Vehicle defect rates alarm Victorian authorities


Preliminary figures for Operation Trishula underlines maintenance shortfalls as a particular risk

By Rob McKay | May 28, 2013

The preliminary findings of Operation Trishula have been made public at the Victorian Transport Association’s State Conference.

The heavy vehicle safety compliance initiative held between last October and this month, was born of a previous initiative, Operation Hyland, which had identified defects in 85 percent of stopped vehicles, 77 percent of which were "major defects".

Trishula, involving Victoria Police, VicRoads and WorkSafe at 35 locations around Melbourne and across the state, saw 1,693 interceptions with 1,300 defects identified, 688 of which were deemed major.

Brake and tyre infractions led the breakdown, at 25.7 and 23.7 precent respectively, followed by chassis 20.9 percent, suspension 11.7 percent and seat belt 11 percent.

Vehicles grounded and towed away numbered 71.

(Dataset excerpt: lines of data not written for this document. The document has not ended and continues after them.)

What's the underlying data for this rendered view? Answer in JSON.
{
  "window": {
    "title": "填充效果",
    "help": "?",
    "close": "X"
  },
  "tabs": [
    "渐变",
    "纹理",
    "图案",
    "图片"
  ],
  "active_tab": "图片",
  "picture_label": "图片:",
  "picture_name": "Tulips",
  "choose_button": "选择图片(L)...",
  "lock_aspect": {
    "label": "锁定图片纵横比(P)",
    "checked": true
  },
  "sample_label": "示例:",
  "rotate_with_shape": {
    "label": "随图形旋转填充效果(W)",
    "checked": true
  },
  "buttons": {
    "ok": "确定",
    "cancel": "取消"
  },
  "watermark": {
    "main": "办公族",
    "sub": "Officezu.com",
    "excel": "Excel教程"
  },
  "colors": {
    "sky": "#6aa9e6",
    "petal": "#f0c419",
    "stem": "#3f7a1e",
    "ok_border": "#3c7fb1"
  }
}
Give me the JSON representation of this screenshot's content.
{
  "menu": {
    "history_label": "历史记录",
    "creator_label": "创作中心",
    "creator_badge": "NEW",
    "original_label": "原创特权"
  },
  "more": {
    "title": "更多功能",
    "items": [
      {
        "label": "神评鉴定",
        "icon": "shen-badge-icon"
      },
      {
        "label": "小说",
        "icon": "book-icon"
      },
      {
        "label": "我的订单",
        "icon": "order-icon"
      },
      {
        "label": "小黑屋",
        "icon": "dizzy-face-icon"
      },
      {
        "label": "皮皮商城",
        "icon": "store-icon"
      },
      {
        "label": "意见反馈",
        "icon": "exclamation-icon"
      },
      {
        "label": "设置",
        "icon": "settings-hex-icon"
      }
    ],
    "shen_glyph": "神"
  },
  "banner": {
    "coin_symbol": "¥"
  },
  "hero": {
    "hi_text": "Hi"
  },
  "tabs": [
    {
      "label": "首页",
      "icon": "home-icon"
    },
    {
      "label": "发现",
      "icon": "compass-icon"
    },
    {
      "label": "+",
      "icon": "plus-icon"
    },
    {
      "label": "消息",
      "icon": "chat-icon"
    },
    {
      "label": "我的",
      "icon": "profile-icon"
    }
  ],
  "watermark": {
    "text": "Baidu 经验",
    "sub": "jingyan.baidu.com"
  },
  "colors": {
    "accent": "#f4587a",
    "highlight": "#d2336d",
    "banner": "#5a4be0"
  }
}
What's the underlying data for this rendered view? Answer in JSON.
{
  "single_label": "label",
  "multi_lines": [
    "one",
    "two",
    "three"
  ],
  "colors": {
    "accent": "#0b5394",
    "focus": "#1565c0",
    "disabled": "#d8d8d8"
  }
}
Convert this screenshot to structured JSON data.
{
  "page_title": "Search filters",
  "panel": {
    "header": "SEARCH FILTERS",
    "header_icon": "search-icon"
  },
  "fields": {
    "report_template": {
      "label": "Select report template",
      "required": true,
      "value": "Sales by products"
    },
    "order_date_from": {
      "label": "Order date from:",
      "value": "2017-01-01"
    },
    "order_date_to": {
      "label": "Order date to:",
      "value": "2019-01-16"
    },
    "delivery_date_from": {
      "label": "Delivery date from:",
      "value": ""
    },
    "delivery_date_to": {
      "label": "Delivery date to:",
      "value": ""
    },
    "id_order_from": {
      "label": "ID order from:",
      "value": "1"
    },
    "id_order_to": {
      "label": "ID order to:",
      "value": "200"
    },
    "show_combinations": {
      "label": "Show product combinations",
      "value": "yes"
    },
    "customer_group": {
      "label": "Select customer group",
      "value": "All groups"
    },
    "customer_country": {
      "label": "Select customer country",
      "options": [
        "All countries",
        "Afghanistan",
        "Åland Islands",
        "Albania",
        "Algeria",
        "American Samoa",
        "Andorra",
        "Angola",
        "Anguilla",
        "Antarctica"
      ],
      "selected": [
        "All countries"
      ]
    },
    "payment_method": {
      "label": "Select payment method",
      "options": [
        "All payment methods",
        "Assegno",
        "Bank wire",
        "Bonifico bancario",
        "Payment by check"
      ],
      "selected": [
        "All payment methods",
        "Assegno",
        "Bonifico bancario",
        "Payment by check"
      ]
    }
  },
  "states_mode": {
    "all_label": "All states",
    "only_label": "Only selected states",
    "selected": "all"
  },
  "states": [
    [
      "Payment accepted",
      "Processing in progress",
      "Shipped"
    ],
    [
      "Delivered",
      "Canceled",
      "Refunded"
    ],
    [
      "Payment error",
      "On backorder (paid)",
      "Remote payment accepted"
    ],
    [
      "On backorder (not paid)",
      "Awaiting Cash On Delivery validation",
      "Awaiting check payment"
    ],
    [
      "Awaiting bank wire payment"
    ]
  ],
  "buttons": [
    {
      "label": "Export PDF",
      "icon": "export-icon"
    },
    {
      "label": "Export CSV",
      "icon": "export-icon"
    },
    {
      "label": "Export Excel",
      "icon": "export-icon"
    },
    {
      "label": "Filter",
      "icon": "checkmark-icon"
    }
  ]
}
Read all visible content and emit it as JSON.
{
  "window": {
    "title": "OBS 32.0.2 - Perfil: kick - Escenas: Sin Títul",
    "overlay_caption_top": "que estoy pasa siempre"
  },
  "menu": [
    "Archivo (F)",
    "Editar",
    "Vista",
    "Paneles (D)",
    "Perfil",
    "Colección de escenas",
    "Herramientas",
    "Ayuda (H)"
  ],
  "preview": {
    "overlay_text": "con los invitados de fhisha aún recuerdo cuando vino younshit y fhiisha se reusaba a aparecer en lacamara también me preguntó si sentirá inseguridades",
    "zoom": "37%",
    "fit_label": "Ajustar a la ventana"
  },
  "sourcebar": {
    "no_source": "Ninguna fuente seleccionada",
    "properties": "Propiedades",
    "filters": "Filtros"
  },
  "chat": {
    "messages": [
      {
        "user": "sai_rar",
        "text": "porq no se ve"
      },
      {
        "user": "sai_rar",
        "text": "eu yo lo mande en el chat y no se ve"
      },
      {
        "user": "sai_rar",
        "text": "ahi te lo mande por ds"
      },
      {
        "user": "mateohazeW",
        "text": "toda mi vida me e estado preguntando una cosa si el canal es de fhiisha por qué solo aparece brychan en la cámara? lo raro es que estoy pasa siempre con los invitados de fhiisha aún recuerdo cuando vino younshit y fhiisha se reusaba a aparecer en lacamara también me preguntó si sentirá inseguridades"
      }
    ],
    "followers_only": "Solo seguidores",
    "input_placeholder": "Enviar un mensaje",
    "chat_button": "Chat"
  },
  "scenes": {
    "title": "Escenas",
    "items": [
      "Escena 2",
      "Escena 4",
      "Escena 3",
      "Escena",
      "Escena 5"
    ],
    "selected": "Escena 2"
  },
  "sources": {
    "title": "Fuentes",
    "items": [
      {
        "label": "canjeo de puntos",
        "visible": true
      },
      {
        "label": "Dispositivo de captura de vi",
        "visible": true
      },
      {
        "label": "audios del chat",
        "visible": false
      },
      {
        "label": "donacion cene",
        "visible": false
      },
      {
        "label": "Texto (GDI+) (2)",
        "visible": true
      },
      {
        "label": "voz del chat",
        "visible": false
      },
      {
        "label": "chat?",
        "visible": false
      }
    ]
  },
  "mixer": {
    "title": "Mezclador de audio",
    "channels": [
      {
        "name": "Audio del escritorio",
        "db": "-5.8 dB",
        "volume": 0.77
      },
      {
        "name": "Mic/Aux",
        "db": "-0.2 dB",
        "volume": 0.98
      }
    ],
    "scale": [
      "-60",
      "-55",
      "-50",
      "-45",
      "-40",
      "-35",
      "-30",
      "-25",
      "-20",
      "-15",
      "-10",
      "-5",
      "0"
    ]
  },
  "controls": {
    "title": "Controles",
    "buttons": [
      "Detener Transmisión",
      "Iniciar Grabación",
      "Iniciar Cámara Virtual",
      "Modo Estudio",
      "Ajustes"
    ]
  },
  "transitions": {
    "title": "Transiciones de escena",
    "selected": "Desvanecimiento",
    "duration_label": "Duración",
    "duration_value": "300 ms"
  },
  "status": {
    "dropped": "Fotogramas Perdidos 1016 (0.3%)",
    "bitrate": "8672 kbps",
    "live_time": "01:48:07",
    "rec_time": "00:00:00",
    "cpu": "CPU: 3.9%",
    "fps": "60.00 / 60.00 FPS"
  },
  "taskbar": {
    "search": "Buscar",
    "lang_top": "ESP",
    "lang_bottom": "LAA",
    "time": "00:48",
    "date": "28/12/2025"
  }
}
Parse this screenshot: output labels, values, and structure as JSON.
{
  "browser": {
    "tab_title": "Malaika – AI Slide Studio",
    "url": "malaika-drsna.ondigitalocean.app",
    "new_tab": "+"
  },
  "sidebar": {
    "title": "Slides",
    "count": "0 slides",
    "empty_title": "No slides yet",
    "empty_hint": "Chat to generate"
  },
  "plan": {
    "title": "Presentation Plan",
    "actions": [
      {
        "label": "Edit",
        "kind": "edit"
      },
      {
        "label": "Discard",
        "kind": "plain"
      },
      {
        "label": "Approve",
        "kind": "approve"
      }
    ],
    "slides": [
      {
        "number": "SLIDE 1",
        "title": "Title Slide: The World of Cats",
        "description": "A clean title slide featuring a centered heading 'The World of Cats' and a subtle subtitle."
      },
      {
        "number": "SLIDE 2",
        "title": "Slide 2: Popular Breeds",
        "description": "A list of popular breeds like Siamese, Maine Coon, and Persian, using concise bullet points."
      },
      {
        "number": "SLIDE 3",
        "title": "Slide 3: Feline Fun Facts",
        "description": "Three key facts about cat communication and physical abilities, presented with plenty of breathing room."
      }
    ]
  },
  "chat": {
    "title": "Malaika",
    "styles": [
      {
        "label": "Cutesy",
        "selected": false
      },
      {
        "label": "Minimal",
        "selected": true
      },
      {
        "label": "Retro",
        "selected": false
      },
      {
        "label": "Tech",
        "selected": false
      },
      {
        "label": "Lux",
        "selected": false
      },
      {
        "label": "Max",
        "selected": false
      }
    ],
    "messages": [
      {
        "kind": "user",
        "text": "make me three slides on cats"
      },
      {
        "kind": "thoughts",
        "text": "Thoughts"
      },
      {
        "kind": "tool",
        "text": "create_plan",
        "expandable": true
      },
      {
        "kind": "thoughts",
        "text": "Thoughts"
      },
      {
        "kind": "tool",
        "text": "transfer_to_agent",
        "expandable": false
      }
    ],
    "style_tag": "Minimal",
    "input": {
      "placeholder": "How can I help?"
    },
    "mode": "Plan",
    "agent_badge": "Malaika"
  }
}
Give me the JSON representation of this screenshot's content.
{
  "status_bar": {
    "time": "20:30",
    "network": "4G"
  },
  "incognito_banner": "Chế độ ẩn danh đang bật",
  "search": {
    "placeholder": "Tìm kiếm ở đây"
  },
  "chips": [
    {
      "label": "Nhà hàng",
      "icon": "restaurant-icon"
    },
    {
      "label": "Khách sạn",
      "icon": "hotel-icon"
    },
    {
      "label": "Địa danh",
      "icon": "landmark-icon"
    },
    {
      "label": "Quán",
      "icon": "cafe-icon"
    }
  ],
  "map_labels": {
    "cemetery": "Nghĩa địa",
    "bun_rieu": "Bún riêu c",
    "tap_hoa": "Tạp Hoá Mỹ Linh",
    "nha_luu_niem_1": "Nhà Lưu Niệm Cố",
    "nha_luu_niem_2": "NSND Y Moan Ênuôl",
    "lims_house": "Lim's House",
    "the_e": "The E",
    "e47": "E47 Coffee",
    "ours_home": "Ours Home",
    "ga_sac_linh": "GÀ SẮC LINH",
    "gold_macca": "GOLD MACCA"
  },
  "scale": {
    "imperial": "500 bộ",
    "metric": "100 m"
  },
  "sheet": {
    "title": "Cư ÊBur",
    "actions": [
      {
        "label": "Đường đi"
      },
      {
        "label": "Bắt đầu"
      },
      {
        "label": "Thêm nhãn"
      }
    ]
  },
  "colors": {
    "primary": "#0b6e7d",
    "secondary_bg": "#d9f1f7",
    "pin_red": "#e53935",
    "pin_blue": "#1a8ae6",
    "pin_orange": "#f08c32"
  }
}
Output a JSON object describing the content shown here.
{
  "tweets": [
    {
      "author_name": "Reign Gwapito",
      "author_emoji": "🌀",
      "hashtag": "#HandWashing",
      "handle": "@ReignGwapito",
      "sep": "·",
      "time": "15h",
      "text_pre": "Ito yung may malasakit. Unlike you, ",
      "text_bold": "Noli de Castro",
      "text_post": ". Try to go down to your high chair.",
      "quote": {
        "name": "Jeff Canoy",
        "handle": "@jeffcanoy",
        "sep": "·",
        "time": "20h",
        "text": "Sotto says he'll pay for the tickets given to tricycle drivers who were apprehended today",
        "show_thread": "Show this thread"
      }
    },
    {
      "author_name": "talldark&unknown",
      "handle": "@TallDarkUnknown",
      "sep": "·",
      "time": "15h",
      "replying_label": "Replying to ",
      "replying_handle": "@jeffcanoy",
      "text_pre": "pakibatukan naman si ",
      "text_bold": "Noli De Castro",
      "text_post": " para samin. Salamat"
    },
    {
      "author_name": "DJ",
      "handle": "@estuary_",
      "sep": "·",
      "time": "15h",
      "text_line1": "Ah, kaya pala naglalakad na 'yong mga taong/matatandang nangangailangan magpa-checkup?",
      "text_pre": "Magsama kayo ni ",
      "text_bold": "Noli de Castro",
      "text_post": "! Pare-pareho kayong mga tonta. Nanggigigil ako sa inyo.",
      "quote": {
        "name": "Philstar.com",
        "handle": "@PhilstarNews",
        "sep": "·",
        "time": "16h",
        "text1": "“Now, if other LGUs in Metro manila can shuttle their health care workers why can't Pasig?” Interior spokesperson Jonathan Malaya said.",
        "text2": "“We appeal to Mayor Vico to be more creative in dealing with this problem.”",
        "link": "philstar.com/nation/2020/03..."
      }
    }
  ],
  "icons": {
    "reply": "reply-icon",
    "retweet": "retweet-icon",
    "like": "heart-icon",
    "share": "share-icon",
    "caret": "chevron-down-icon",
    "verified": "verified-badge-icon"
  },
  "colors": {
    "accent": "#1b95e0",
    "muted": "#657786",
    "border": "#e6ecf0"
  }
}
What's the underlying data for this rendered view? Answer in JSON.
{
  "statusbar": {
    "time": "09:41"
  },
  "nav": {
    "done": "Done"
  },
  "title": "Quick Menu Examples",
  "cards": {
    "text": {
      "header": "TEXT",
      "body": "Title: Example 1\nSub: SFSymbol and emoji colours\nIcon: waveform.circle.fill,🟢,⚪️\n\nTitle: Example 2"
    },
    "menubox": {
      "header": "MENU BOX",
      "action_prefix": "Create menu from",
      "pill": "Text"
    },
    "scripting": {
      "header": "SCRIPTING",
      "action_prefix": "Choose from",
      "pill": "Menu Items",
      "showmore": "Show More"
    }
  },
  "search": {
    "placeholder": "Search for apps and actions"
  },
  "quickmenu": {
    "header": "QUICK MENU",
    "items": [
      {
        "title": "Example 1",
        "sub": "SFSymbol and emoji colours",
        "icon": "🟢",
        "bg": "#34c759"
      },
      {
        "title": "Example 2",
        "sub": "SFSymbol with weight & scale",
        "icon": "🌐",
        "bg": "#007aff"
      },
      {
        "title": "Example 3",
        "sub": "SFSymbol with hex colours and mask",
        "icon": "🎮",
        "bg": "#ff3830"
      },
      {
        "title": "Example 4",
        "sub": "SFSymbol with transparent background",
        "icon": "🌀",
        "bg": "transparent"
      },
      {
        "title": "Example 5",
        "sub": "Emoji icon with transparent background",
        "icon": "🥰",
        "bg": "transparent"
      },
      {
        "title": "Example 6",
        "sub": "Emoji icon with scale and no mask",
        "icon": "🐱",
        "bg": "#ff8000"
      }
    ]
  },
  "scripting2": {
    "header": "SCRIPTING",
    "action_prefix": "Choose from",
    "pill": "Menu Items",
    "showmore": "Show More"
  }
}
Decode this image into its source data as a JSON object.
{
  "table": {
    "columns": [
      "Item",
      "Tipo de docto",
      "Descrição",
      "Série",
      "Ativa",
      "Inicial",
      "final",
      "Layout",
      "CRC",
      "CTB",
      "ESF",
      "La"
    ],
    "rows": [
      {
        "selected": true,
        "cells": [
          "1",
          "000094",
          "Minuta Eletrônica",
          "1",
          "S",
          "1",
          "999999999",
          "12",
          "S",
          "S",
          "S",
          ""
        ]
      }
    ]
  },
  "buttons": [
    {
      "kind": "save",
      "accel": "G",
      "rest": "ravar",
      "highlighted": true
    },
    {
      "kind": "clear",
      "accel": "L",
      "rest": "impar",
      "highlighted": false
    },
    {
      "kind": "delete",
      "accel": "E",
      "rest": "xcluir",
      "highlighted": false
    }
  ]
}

Indications, at this very early stage and before deep analysis, were that owning-company
size was not a significant factor.

WorkSafe issued 128 enforcement actions and eight dangerous goods vehicle notices, 88 percent of which were related to
load restraint.

While some impact on load restraint and welding
has already occurred as a result of Trushula,
WorkSafe is gearing up for a fleet maintenance
project, with a particular focus on the waste management sector.

VicRoads will put to the National Heavy Vehicle Regulator that it should also shoulder vehicle standards as part of its responsibility, the conference was told.